The IDOL Government Eduction Package contains a variety of different kinds of entities to describe governmental document markings. The following sections provide some information about how this information is compiled.

For all of these types of information, as much test data is acquired as possible to test the recall metric of the algorithms.

Australian Government Email Markings

Australian government email markings information comes from the Australian government Protective Security Policy Framework, documented on https://www.protectivesecurity.gov.au.
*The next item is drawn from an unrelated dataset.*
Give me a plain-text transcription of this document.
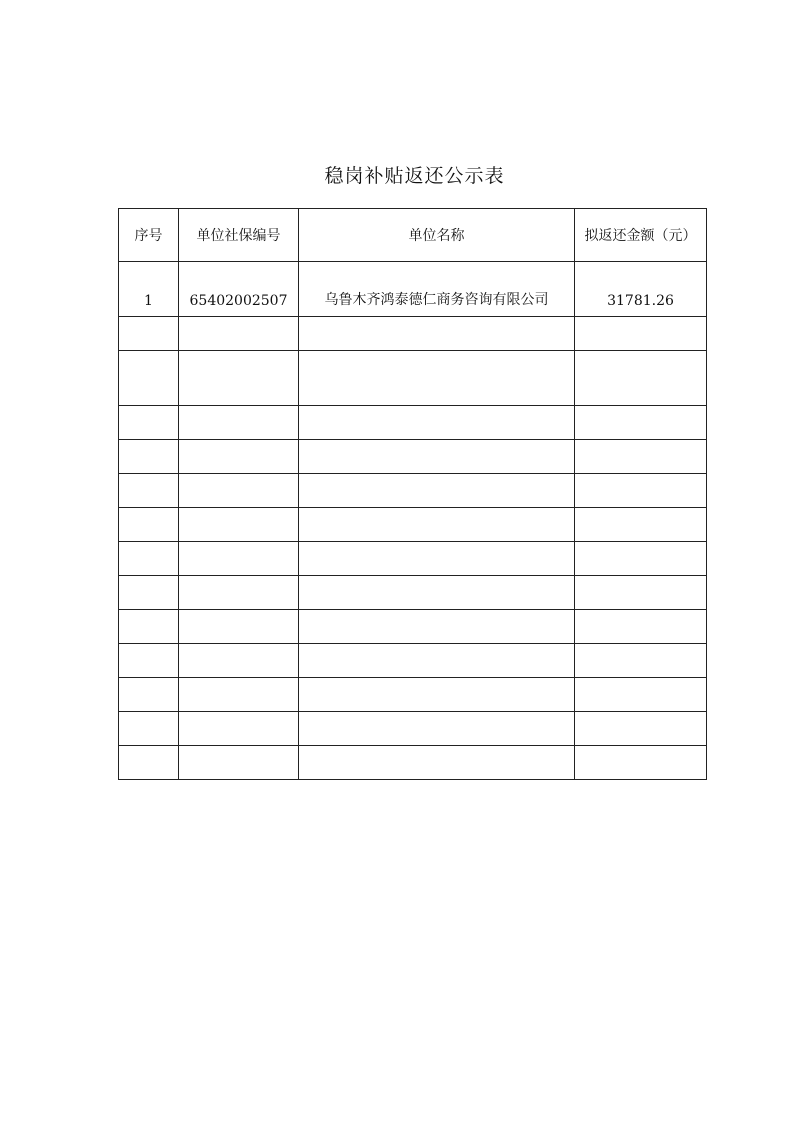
稳岗补贴返还公示表
序号	单位社保编号	单位名称	拟返还金额（元）
1	65402002507	乌鲁木齐鸿泰德仁商务咨询有限公司	31781.26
Global Legal Entity Identifiers

Legal Entity Identifier data is collected from the Global Legal Entity Identifiers Foundation (https://www.gleif.org). Landmark data has been drawn from public sources, such as Wikipedia.

Export Numbers

Various export identifiers and codes are collected from US Government sources, the Bureau of Industry and Security (https://www.bis.doc.gov/index.php/regulations/) and the International Trade Administration (https://2016.export.gov/faq/eg_main_017509.asp). Some knowledge is also drawn from Wikipedia.

US Government CUI Markings

CUI fields are collected from US government archives, https://www.archives.gov/cui/registry/). The grammar patterns are drawn from Information Security Oversight Office documents.

US Department of Defense Markings

The Department of Defense (DOD) markings are collected from the US Department of Defense Information Security Program: Marking of Information Manual, https://www.esd.whs.mil/Portals/54/Documents/DD/issuances/dodm/520001m_vol2.pdf?ver=2020-08-04-112507-683.